Sebuah dering ponsel terdengar.

"Ah? Ponselmu berbunyi Hinata."

"Benar. Maaf, sebentar Sakura-san," Hinata bangkit dari duduknya dan mengambil ponsel dari saku blazer-nya.

"Tou-sama?" Hinata berguman bingung. Jarang sekali ayahnya menelepon di jam sekolah seperti ini. Mendadak firasat buruk menguasai pikirannya.

Digesernya permukaan layar ponsel touch-screen miliknya untuk mengalihkan pada penerimaan telepon. Kemudian didekatkannya ponsel tersebut pada telinganya.

"Hinata?" suara Hiashi dari sebrang sana seketika menyeruak membuat firasat buruk Hinata menguat. Nada ketakutan begitu ketara pada suara ayahnya barusan.

"I-Iya Tou-sama?"

"Dengarkan Tou-sama Hinata…" Hinata menahan nafas menyadari nada bicara ayahnya yang sama sekali tidak main-main, "Hyuuga bangkrut!."

DEG.

Hinata membatu seketika. Jatungnya berdetak dengan sangat perlahan.

"Tou-sama akan menjemputmu sekarang dalam 5 menit. Tunggu Tou-sama di ruang kepala sekolah. Tou-sama akan menjelaskan semuanya.
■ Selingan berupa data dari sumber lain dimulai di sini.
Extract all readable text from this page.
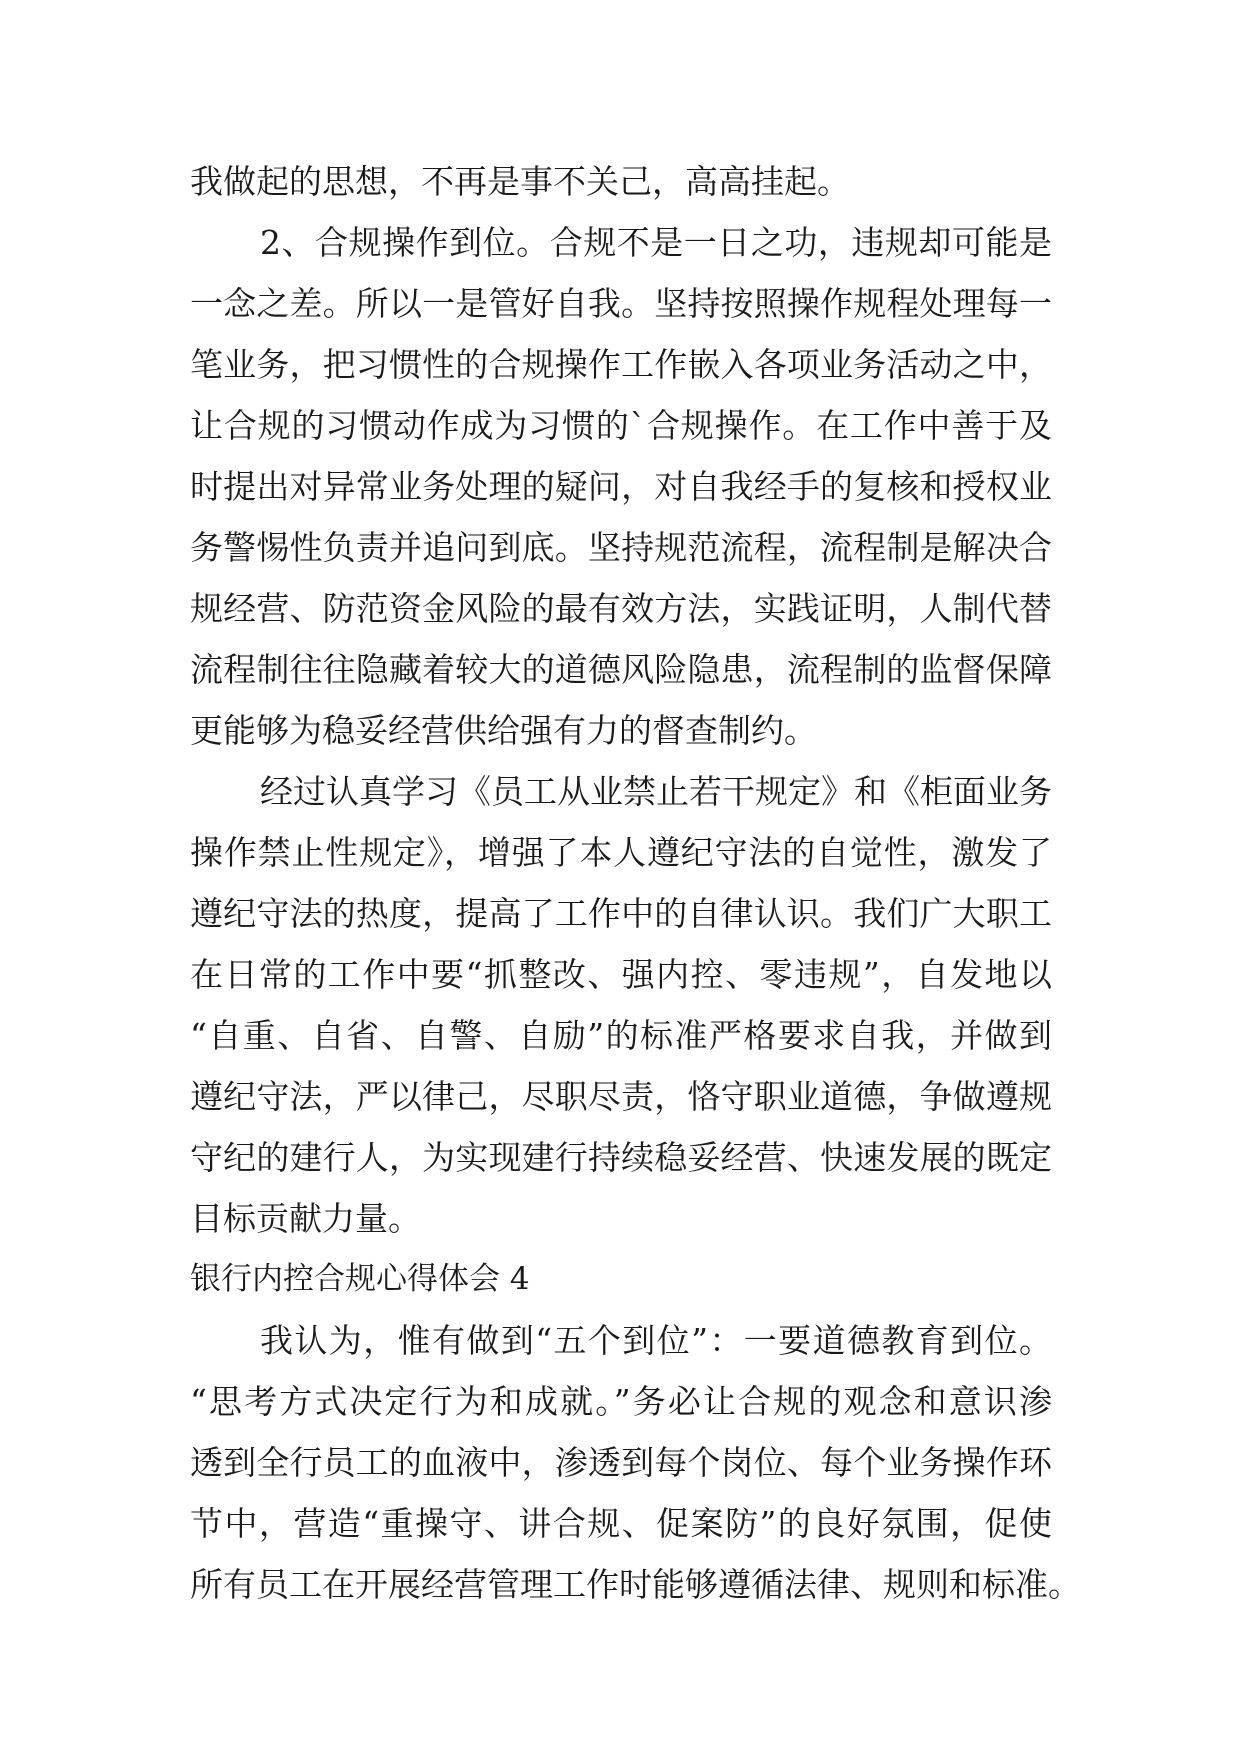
我做起的思想，不再是事不关己，高高挂起。
2、合规操作到位。合规不是一日之功，违规却可能是
一念之差。所以一是管好自我。坚持按照操作规程处理每一
笔业务，把习惯性的合规操作工作嵌入各项业务活动之中，
让合规的习惯动作成为习惯的`合规操作。在工作中善于及
时提出对异常业务处理的疑问，对自我经手的复核和授权业
务警惕性负责并追问到底。坚持规范流程，流程制是解决合
规经营、防范资金风险的最有效方法，实践证明，人制代替
流程制往往隐藏着较大的道德风险隐患，流程制的监督保障
更能够为稳妥经营供给强有力的督查制约。
经过认真学习《员工从业禁止若干规定》和《柜面业务
操作禁止性规定》，增强了本人遵纪守法的自觉性，激发了
遵纪守法的热度，提高了工作中的自律认识。我们广大职工
在日常的工作中要“抓整改、强内控、零违规”，自发地以
“自重、自省、自警、自励”的标准严格要求自我，并做到
遵纪守法，严以律己，尽职尽责，恪守职业道德，争做遵规
守纪的建行人，为实现建行持续稳妥经营、快速发展的既定
目标贡献力量。
银行内控合规心得体会 4
我认为，惟有做到“五个到位”：一要道德教育到位。
“思考方式决定行为和成就。”务必让合规的观念和意识渗
透到全行员工的血液中，渗透到每个岗位、每个业务操作环
节中，营造“重操守、讲合规、促案防”的良好氛围，促使
所有员工在开展经营管理工作时能够遵循法律、规则和标准。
Telepon ini disadap." Dan telepon ditutup secara sepihak oleh kepala keluarga Hyuuga.

"…" Hinata masih terdiam. Walau pada teleponnya sekarang hanya terdengar bunyi 'Tuut-Tuut' putus-putus.
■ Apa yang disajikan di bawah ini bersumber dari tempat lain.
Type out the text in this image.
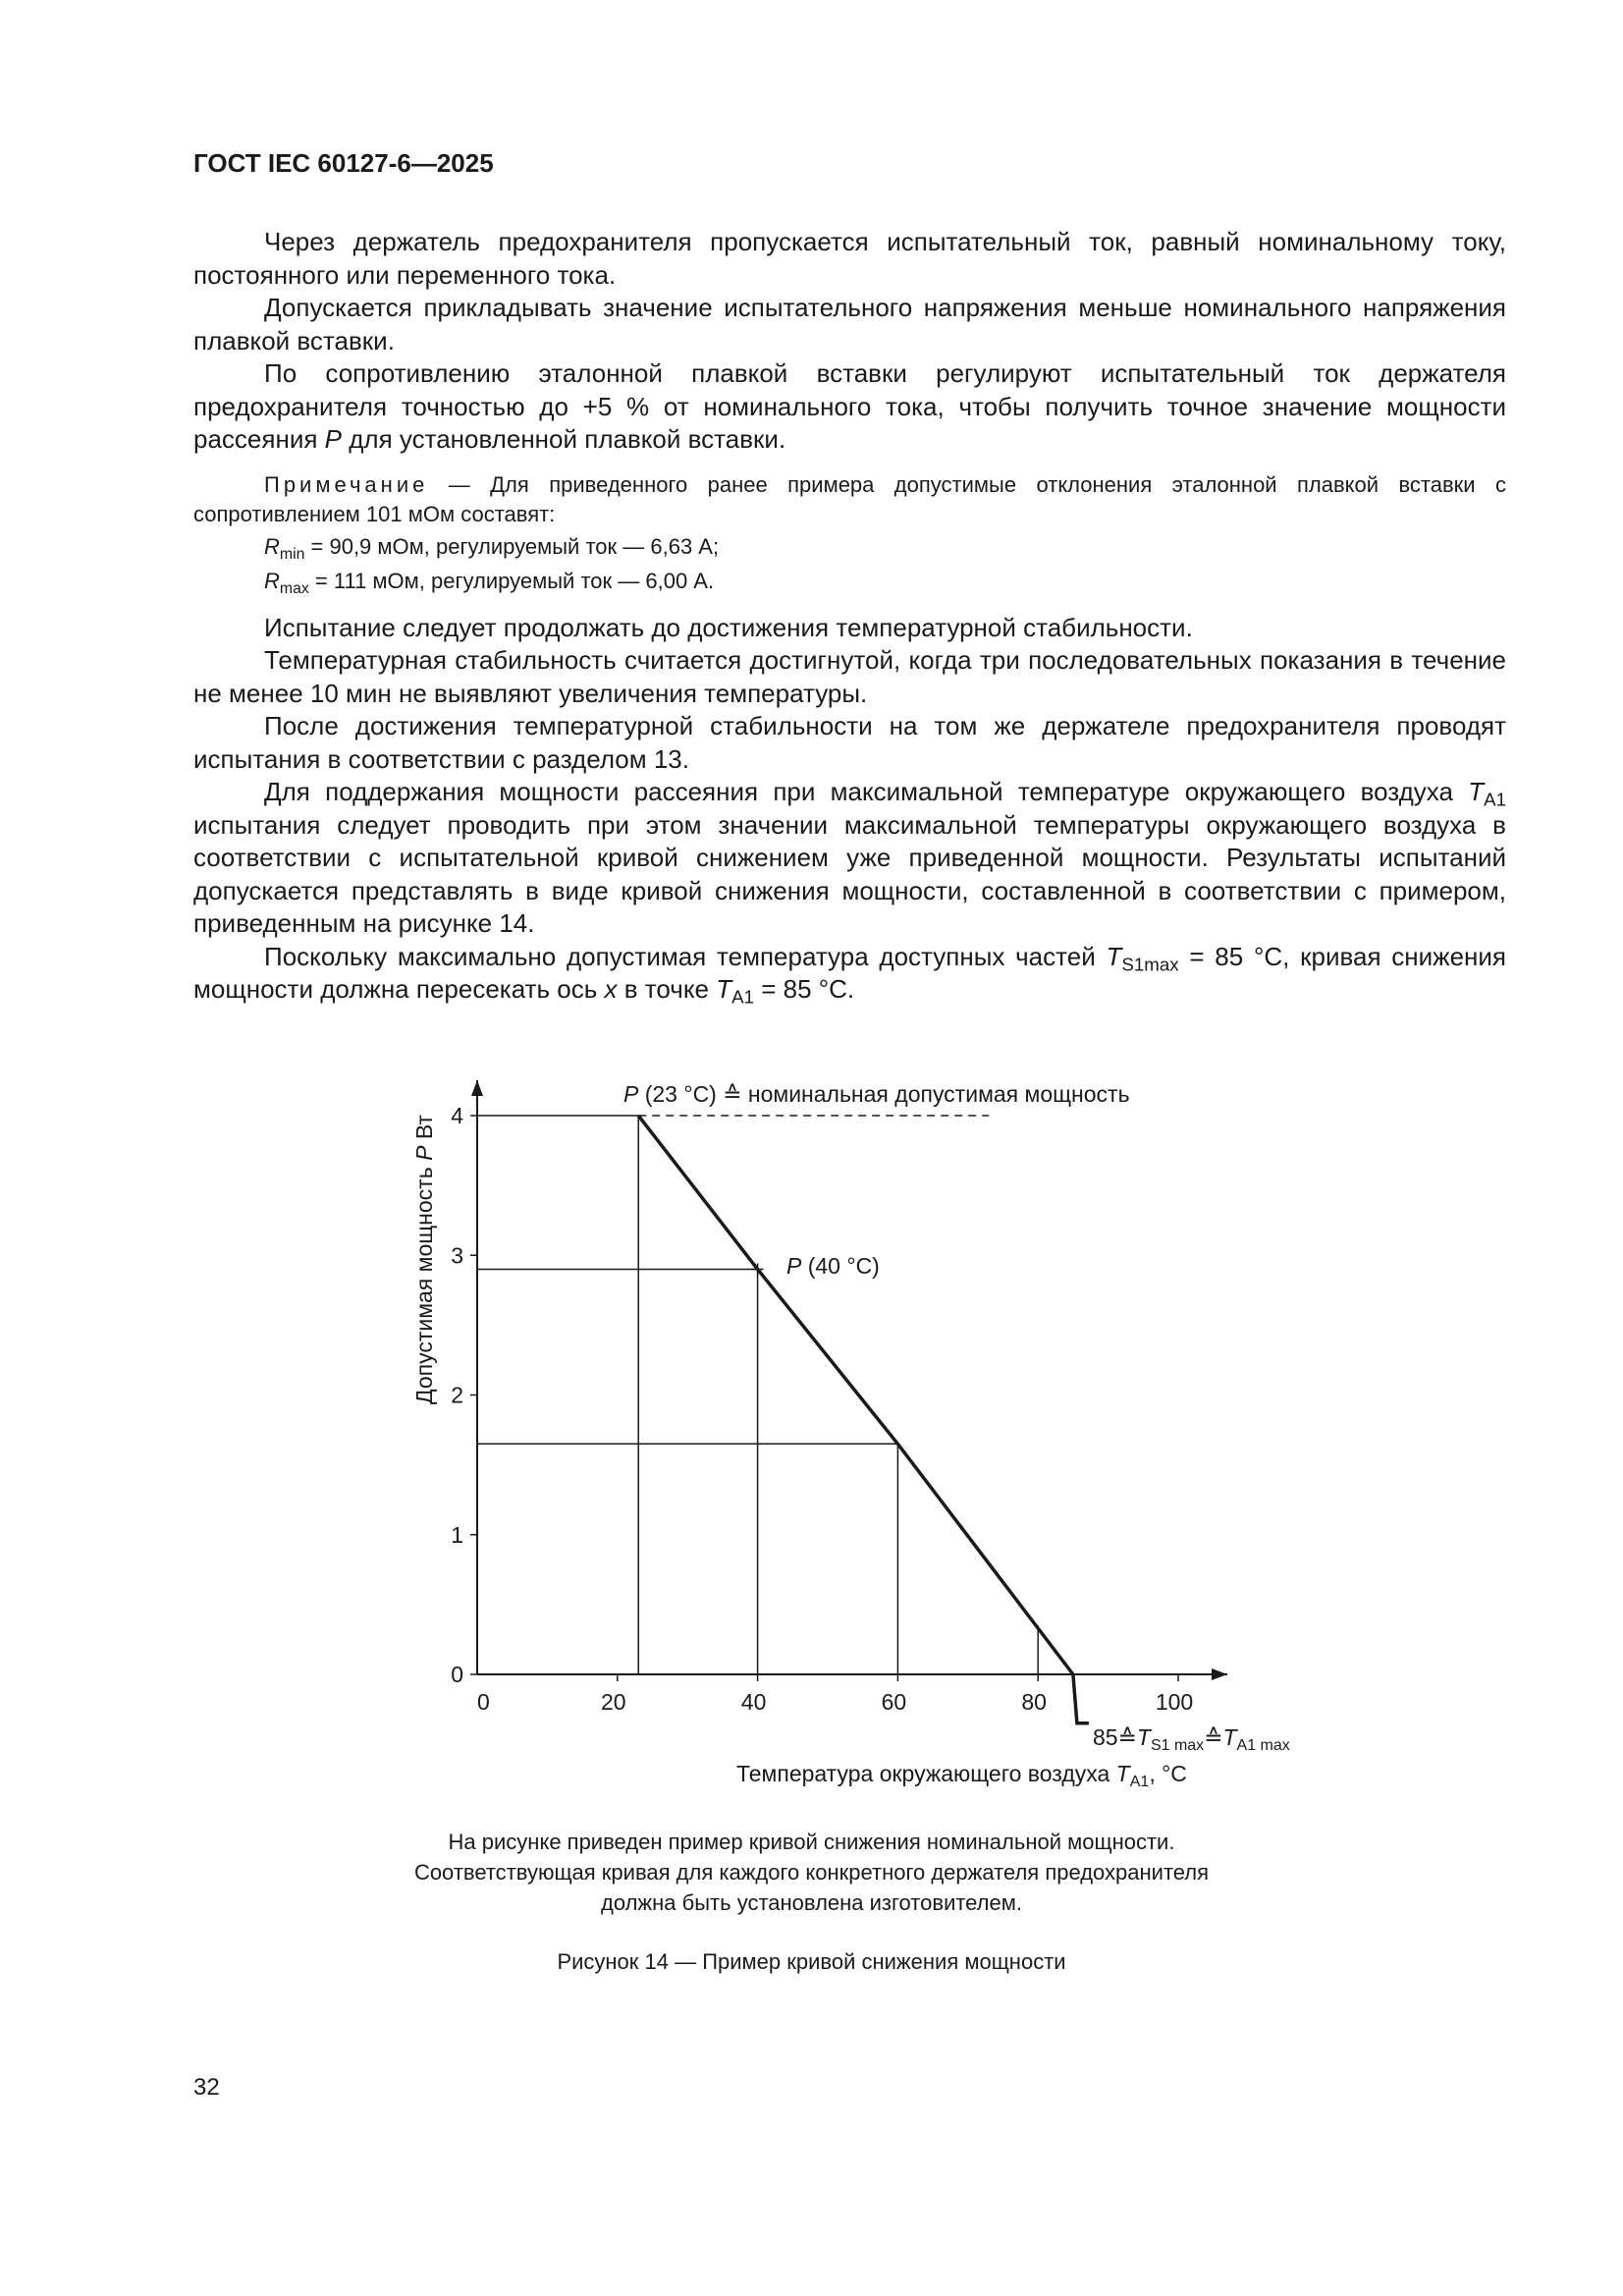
ГОСТ IEC 60127-6—2025

Через держатель предохранителя пропускается испытательный ток, равный номинальному току, постоянного или переменного тока.

Допускается прикладывать значение испытательного напряжения меньше номинального напряжения плавкой вставки.

По сопротивлению эталонной плавкой вставки регулируют испытательный ток держателя предохранителя точностью до +5 % от номинального тока, чтобы получить точное значение мощности рассеяния P для установленной плавкой вставки.

Примечание — Для приведенного ранее примера допустимые отклонения эталонной плавкой вставки с сопротивлением 101 мОм составят:

$R_{min} = 90,9$ мОм, регулируемый ток — 6,63 А;

$R_{max} = 111$ мОм, регулируемый ток — 6,00 А.

Испытание следует продолжать до достижения температурной стабильности.

Температурная стабильность считается достигнутой, когда три последовательных показания в течение не менее 10 мин не выявляют увеличения температуры.

После достижения температурной стабильности на том же держателе предохранителя проводят испытания в соответствии с разделом 13.

Для поддержания мощности рассеяния при максимальной температуре окружающего воздуха $T_{A1}$ испытания следует проводить при этом значении максимальной температуры окружающего воздуха в соответствии с испытательной кривой снижением уже приведенной мощности. Результаты испытаний допускается представлять в виде кривой снижения мощности, составленной в соответствии с примером, приведенным на рисунке 14.

Поскольку максимально допустимая температура доступных частей $T_{S1max} = 85$ °C, кривая снижения мощности должна пересекать ось x в точке $T_{A1} = 85$ °C.

0
1
2
3
4
0	20	40	60	80	100
Допустимая мощность P Вт
P (23 °C) ≙ номинальная допустимая мощность
P (40 °C)
$85≙T_{S1 max}≙T_{A1 max}$
Температура окружающего воздуха $T_{A1}$, °C
На рисунке приведен пример кривой снижения номинальной мощности.
Соответствующая кривая для каждого конкретного держателя предохранителя
должна быть установлена изготовителем.
Рисунок 14 — Пример кривой снижения мощности
32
Melihat Hinata seperti itu tentunya membuat Sakura memiliki tanda tanya besar.

"Hinata? Ada masalah?" Sakura mulai bangkit dari duduknya dan mendekati Hinata.

"…" Hinata masih terdiam.

"Hinata?"

"…" Hinata tak menjawab. Tapi tangannya mulai menjauhkan ponselnya dari telinganya dan ia menatap layar ponselnya. Di sana tertera sebuah kata, 'Sorry, this IP was blocked.' Ponselnya telah terblokir. Perkataan ayahnya sama sekali bukan candaan.

"Hinata?" Kini Sakura sudah berdiri di depan Hinata yang tengah menundukkan kepalanya.

"Hei, ada apa Hinata?" Sakura memegang kedua bahu Hinata. Menggoyangkannya pelan.

Hinata terus membisu. Membuat kedua alis Sakura bertaut khawatir.

Emerald Sakura melebar seketika saat melihat sebuah cairan bening mengalir turun pada wajah Hinata yang tertutupi rambut lavendernya. Pundak Hinata juga terasa bergetar hebat.

"Hinata! Hinata! Ada apa sebenarnya!?" Sakura sudah tidak bisa menahan rasa penasaran dan rasa khawatirnya.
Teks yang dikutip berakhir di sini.